陈焕不承认也不否认,只是低头继续剔牛骨上的肉。
“要不要兄弟去帮你探探口风?”许铭凑近,贱兮兮地压低声音,“这种漂亮又优秀的女孩子,保不齐已经有男朋友了哦~”
陈焕啪地一声把刀重重放下:“我让你买的醋呢?”
“哦哦,在这儿!”许铭一路小跑把玄关的醋拿回厨房,“正宗山西老陈醋!我跟老板说要最陈的,她给我推荐了这个。她说你就试吧,哎呀那醋一打开,满屋子都是酸味!那家伙酸的呀……”
“出去。”陈焕咬紧后槽牙。
珐琅锅里的粥底快溢出来了,蒸汽不断从锅盖缝隙涌出。陈焕关了火,拿细漏网把里面的米粒过滤干净,只留下丝滑的米浆。所谓“毋米”就是“无米”,精髓就在于既保留大米打碎熬煮过后那股油润甘甜,又让粥底清澈看不见米粒。
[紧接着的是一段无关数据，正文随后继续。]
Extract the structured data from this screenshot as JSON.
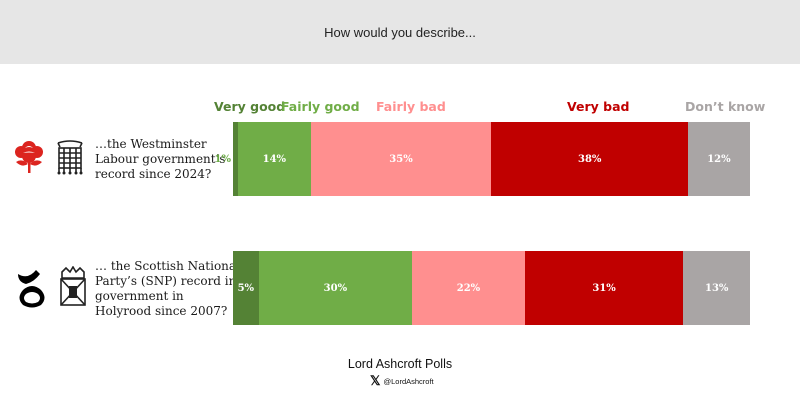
{
  "header": {
    "question": "How would you describe..."
  },
  "legend": [
    {
      "label": "Very good",
      "color": "#548235"
    },
    {
      "label": "Fairly good",
      "color": "#70ad47"
    },
    {
      "label": "Fairly bad",
      "color": "#ff8f8f"
    },
    {
      "label": "Very bad",
      "color": "#c00000"
    },
    {
      "label": "Don’t know",
      "color": "#a9a5a5"
    }
  ],
  "chart_data": {
    "type": "bar",
    "orientation": "horizontal",
    "stacked": true,
    "categories": [
      "…the Westminster Labour government’s record since 2024?",
      "… the Scottish National Party’s (SNP) record in government in Holyrood since 2007?"
    ],
    "series": [
      {
        "name": "Very good",
        "values": [
          1,
          5
        ],
        "labels": [
          "1%",
          "5%"
        ]
      },
      {
        "name": "Fairly good",
        "values": [
          14,
          30
        ],
        "labels": [
          "14%",
          "30%"
        ]
      },
      {
        "name": "Fairly bad",
        "values": [
          35,
          22
        ],
        "labels": [
          "35%",
          "22%"
        ]
      },
      {
        "name": "Very bad",
        "values": [
          38,
          31
        ],
        "labels": [
          "38%",
          "31%"
        ]
      },
      {
        "name": "Don’t know",
        "values": [
          12,
          13
        ],
        "labels": [
          "12%",
          "13%"
        ]
      }
    ],
    "xlim": [
      0,
      100
    ],
    "legend_position": "top"
  },
  "rows": [
    {
      "label_lines": [
        "…the Westminster",
        "Labour government’s",
        "record since 2024?"
      ],
      "icons": [
        "labour-rose-icon",
        "portcullis-icon"
      ]
    },
    {
      "label_lines": [
        "… the Scottish National",
        "Party’s (SNP) record in",
        "government in",
        "Holyrood since 2007?"
      ],
      "icons": [
        "snp-logo-icon",
        "scottish-parliament-crest-icon"
      ]
    }
  ],
  "footer": {
    "title": "Lord Ashcroft Polls",
    "x_glyph": "𝕏",
    "handle": "@LordAshcroft"
  }
}
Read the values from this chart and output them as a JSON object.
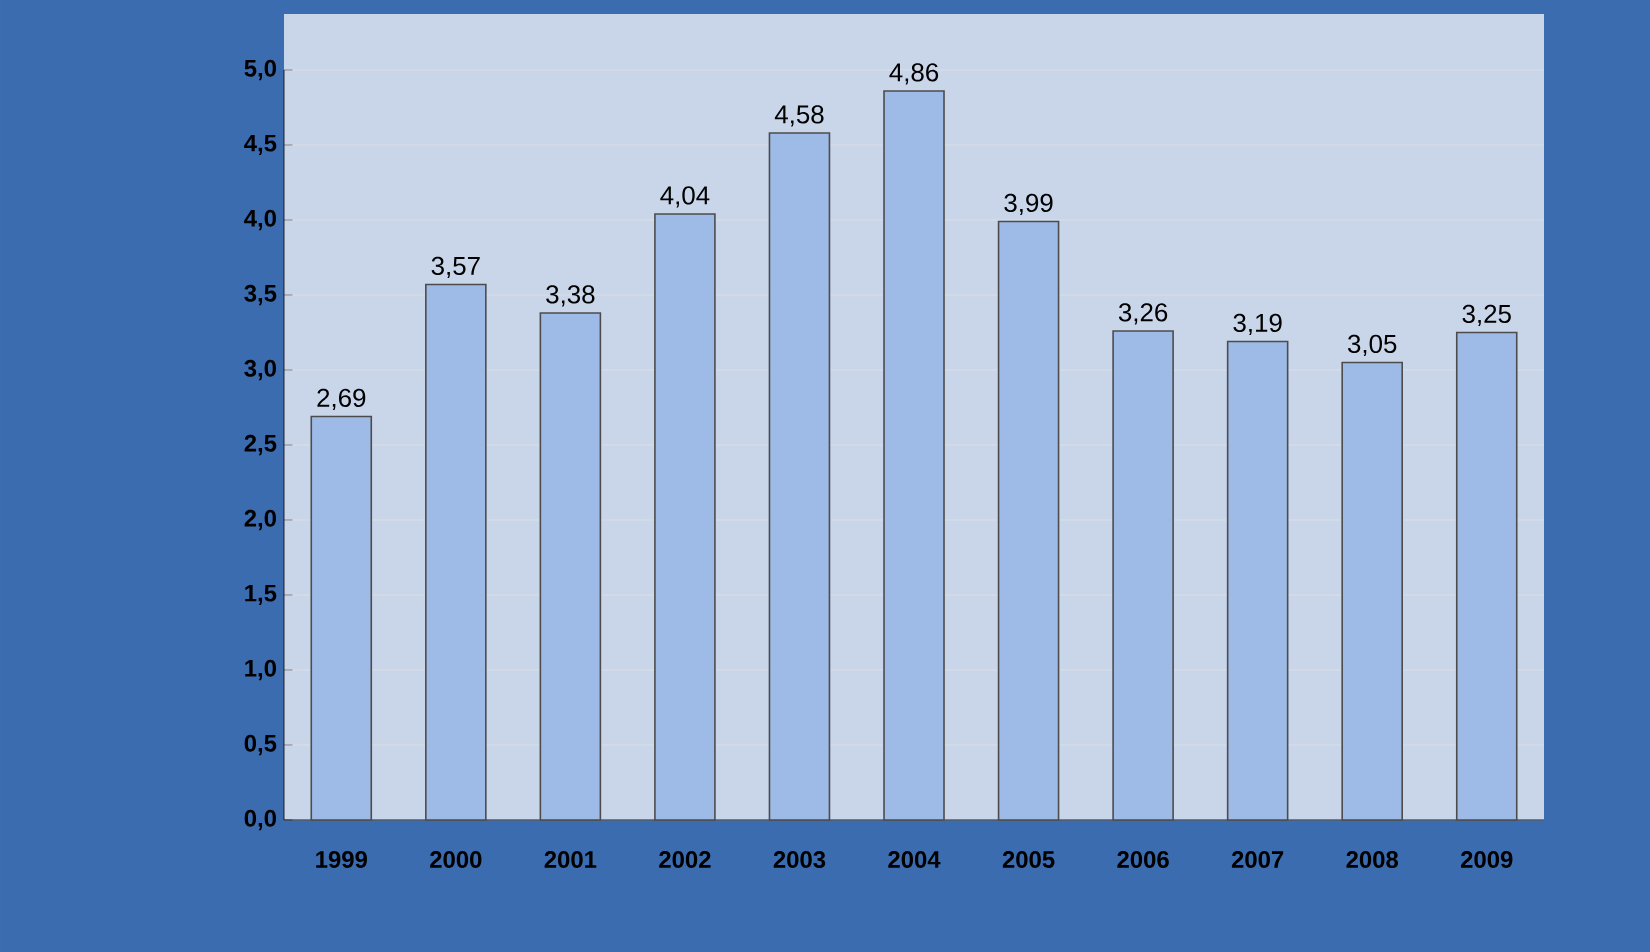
{
  "chart_data": {
    "type": "bar",
    "categories": [
      "1999",
      "2000",
      "2001",
      "2002",
      "2003",
      "2004",
      "2005",
      "2006",
      "2007",
      "2008",
      "2009"
    ],
    "values": [
      2.69,
      3.57,
      3.38,
      4.04,
      4.58,
      4.86,
      3.99,
      3.26,
      3.19,
      3.05,
      3.25
    ],
    "value_labels": [
      "2,69",
      "3,57",
      "3,38",
      "4,04",
      "4,58",
      "4,86",
      "3,99",
      "3,26",
      "3,19",
      "3,05",
      "3,25"
    ],
    "color": "#9dbbe6",
    "ylim": [
      0,
      5
    ],
    "yticks": [
      {
        "value": 0,
        "label": "0,0"
      },
      {
        "value": 0.5,
        "label": "0,5"
      },
      {
        "value": 1,
        "label": "1,0"
      },
      {
        "value": 1.5,
        "label": "1,5"
      },
      {
        "value": 2,
        "label": "2,0"
      },
      {
        "value": 2.5,
        "label": "2,5"
      },
      {
        "value": 3,
        "label": "3,0"
      },
      {
        "value": 3.5,
        "label": "3,5"
      },
      {
        "value": 4,
        "label": "4,0"
      },
      {
        "value": 4.5,
        "label": "4,5"
      },
      {
        "value": 5,
        "label": "5,0"
      }
    ],
    "grid": "y"
  }
}
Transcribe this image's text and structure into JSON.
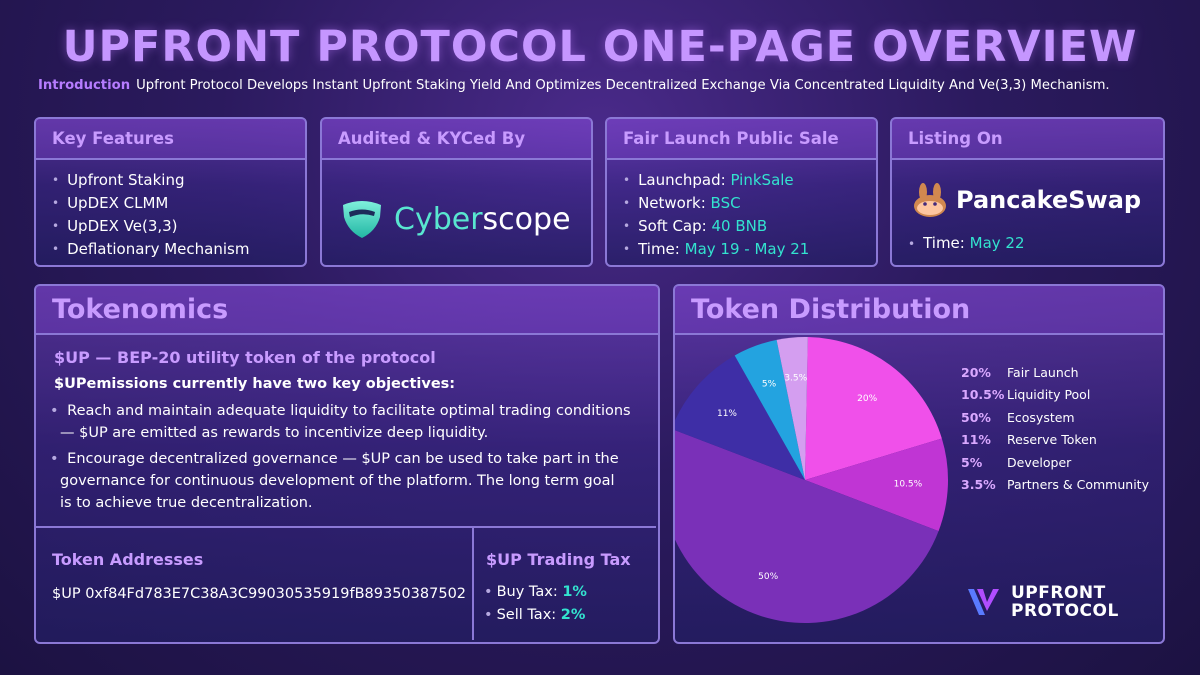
{
  "title": "UPFRONT PROTOCOL ONE-PAGE OVERVIEW",
  "intro": {
    "label": "Introduction",
    "text": "Upfront Protocol Develops Instant Upfront Staking Yield And Optimizes Decentralized Exchange Via Concentrated Liquidity And Ve(3,3) Mechanism."
  },
  "key_features": {
    "title": "Key Features",
    "items": [
      "Upfront Staking",
      "UpDEX CLMM",
      "UpDEX Ve(3,3)",
      "Deflationary Mechanism"
    ]
  },
  "audited": {
    "title": "Audited & KYCed By",
    "logo_part1": "Cyber",
    "logo_part2": "scope",
    "logo_icon": "shield-icon"
  },
  "fair_launch": {
    "title": "Fair Launch Public Sale",
    "items": [
      {
        "label": "Launchpad:",
        "value": "PinkSale"
      },
      {
        "label": "Network:",
        "value": "BSC"
      },
      {
        "label": "Soft Cap:",
        "value": "40 BNB"
      },
      {
        "label": "Time:",
        "value": "May 19 - May 21"
      }
    ]
  },
  "listing": {
    "title": "Listing On",
    "exchange": "PancakeSwap",
    "logo_icon": "bunny-icon",
    "time_label": "Time:",
    "time_value": "May 22"
  },
  "tokenomics": {
    "title": "Tokenomics",
    "subtitle": "$UP — BEP-20 utility token of the protocol",
    "objectives_heading": "$UPemissions currently have two key objectives:",
    "points": [
      {
        "line1": "Reach and maintain adequate liquidity to facilitate optimal trading conditions",
        "line2": "— $UP are emitted as rewards to incentivize deep liquidity."
      },
      {
        "line1": "Encourage decentralized governance — $UP can be used to take part in the",
        "line2": "governance for continuous development of the platform. The long term goal",
        "line3": "is to achieve true decentralization."
      }
    ],
    "addresses_title": "Token Addresses",
    "address": "$UP 0xf84Fd783E7C38A3C99030535919fB89350387502",
    "tax_title": "$UP Trading Tax",
    "buy_label": "Buy Tax:",
    "buy_value": "1%",
    "sell_label": "Sell Tax:",
    "sell_value": "2%"
  },
  "distribution_title": "Token Distribution",
  "brand": {
    "line1": "UPFRONT",
    "line2": "PROTOCOL"
  },
  "colors": {
    "accent": "#c89bff",
    "highlight": "#33e3cf",
    "border": "#8b78d6"
  },
  "chart_data": {
    "type": "pie",
    "title": "Token Distribution",
    "slices": [
      {
        "label": "Fair Launch",
        "value": 20,
        "display": "20%",
        "color": "#f050ea"
      },
      {
        "label": "Liquidity Pool",
        "value": 10.5,
        "display": "10.5%",
        "color": "#c035d4"
      },
      {
        "label": "Ecosystem",
        "value": 50,
        "display": "50%",
        "color": "#7a30b8"
      },
      {
        "label": "Reserve Token",
        "value": 11,
        "display": "11%",
        "color": "#3e2ea6"
      },
      {
        "label": "Developer",
        "value": 5,
        "display": "5%",
        "color": "#23a3e0"
      },
      {
        "label": "Partners & Community",
        "value": 3.5,
        "display": "3.5%",
        "color": "#d49ef0"
      }
    ],
    "legend_position": "right"
  }
}
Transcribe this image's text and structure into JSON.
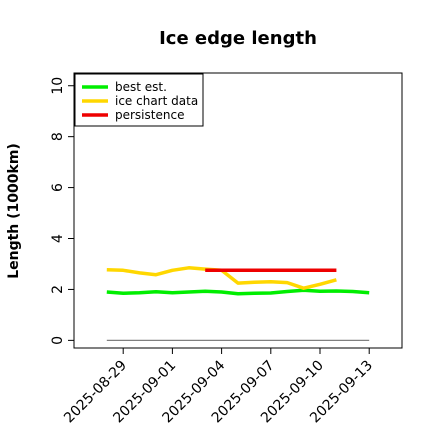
{
  "chart_data": {
    "type": "line",
    "title": "Ice edge length",
    "xlabel": "",
    "ylabel": "Length (1000km)",
    "ylim": [
      -0.3,
      10.5
    ],
    "xlim": [
      "2025-08-26",
      "2025-09-15"
    ],
    "yticks": [
      0,
      2,
      4,
      6,
      8,
      10
    ],
    "xticks": [
      "2025-08-29",
      "2025-09-01",
      "2025-09-04",
      "2025-09-07",
      "2025-09-10",
      "2025-09-13"
    ],
    "grid": false,
    "legend_position": "top-left",
    "reference_line": {
      "y": 0,
      "x_start": "2025-08-28",
      "x_end": "2025-09-13",
      "color": "#808080"
    },
    "series": [
      {
        "name": "best est.",
        "color": "#00ee00",
        "points": [
          [
            "2025-08-28",
            1.9
          ],
          [
            "2025-08-29",
            1.85
          ],
          [
            "2025-08-30",
            1.87
          ],
          [
            "2025-08-31",
            1.91
          ],
          [
            "2025-09-01",
            1.87
          ],
          [
            "2025-09-02",
            1.9
          ],
          [
            "2025-09-03",
            1.93
          ],
          [
            "2025-09-04",
            1.9
          ],
          [
            "2025-09-05",
            1.83
          ],
          [
            "2025-09-06",
            1.85
          ],
          [
            "2025-09-07",
            1.86
          ],
          [
            "2025-09-08",
            1.92
          ],
          [
            "2025-09-09",
            1.97
          ],
          [
            "2025-09-10",
            1.93
          ],
          [
            "2025-09-11",
            1.94
          ],
          [
            "2025-09-12",
            1.92
          ],
          [
            "2025-09-13",
            1.87
          ]
        ]
      },
      {
        "name": "ice chart data",
        "color": "#ffd700",
        "points": [
          [
            "2025-08-28",
            2.77
          ],
          [
            "2025-08-29",
            2.75
          ],
          [
            "2025-08-30",
            2.65
          ],
          [
            "2025-08-31",
            2.58
          ],
          [
            "2025-09-01",
            2.75
          ],
          [
            "2025-09-02",
            2.85
          ],
          [
            "2025-09-03",
            2.8
          ],
          [
            "2025-09-04",
            2.75
          ],
          [
            "2025-09-05",
            2.25
          ],
          [
            "2025-09-06",
            2.28
          ],
          [
            "2025-09-07",
            2.3
          ],
          [
            "2025-09-08",
            2.27
          ],
          [
            "2025-09-09",
            2.05
          ],
          [
            "2025-09-10",
            2.2
          ],
          [
            "2025-09-11",
            2.38
          ]
        ]
      },
      {
        "name": "persistence",
        "color": "#ee0000",
        "points": [
          [
            "2025-09-03",
            2.75
          ],
          [
            "2025-09-11",
            2.75
          ]
        ]
      }
    ]
  }
}
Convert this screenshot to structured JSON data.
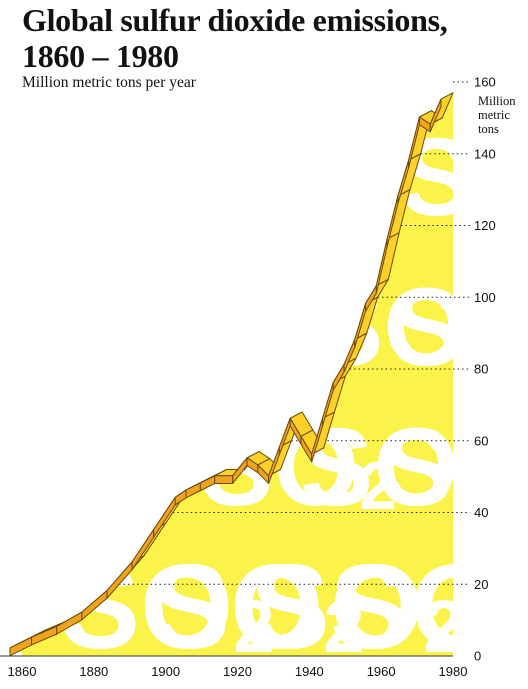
{
  "chart_data": {
    "type": "area",
    "title": "Global sulfur dioxide emissions, 1860 – 1980",
    "subtitle": "Million metric tons per year",
    "ylabel": "Million metric tons",
    "x": [
      1860,
      1866,
      1873,
      1880,
      1887,
      1894,
      1900,
      1906,
      1909,
      1913,
      1917,
      1922,
      1926,
      1929,
      1932,
      1935,
      1938,
      1941,
      1944,
      1947,
      1950,
      1953,
      1956,
      1959,
      1962,
      1965,
      1968,
      1971,
      1974,
      1977,
      1980
    ],
    "y": [
      4,
      7,
      10,
      14,
      20,
      28,
      37,
      46,
      48,
      50,
      52,
      52,
      57,
      55,
      52,
      60,
      68,
      63,
      58,
      68,
      78,
      83,
      90,
      100,
      105,
      118,
      130,
      140,
      152,
      150,
      157
    ],
    "xlim": [
      1860,
      1980
    ],
    "ylim": [
      0,
      160
    ],
    "x_ticks": [
      "1860",
      "1880",
      "1900",
      "1920",
      "1940",
      "1960",
      "1980"
    ],
    "y_ticks": [
      "0",
      "20",
      "40",
      "60",
      "80",
      "100",
      "120",
      "140",
      "160"
    ],
    "watermark": "SO2",
    "grid": "dotted horizontal leaders at y ticks",
    "colors": {
      "area_fill": "#fbf34a",
      "ribbon_top": "#fdd02a",
      "ribbon_side": "#f0a41e",
      "ribbon_outline": "#6a4a0a",
      "watermark_text": "#ffffff"
    }
  }
}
见陈焕端着一口沉甸甸的大锅从厨房出来,小臂因用力绷出紧实的线条,季温时赶紧起身想帮他把桌上的电磁炉摆好。不料被男人侧身躲开:“不用,小心烫。”
“许铭,”他转头看向正在沙发上撸狗玩手机的人,“来帮忙。”
玉白的兰花蟹,用竹签串好的开边九节虾,刷洗得干干净净的白贝和鲍鱼,片得宽大薄透的五花趾和吊龙,以及菌菇蔬菜拼盘陆续被端上来,很快填满了这个不大的餐桌。
许铭在餐桌边几把造型不一的椅子里挑来挑去,最后选中了那把最奇形怪状的椅子,坐上去左右扭了两下,啧啧称奇:“你小子大学学的那点东西还真没丢啊,这椅子的造型都能去申请专利了,怪里怪气的。你别说,坐着还挺舒服。”
季温时有些惊讶,环顾四周:“这是你自己设计的?”怪不得她第一次来就觉得他家的椅子造型都很奇异,没有一把相同的,而且几乎都没在市面上见到过。
陈焕一边把整盘白贝倒进锅里,一边淡淡应了声:“嗯,我是学工业设计的。有些家具是我自己画的图纸,找了工厂定制。”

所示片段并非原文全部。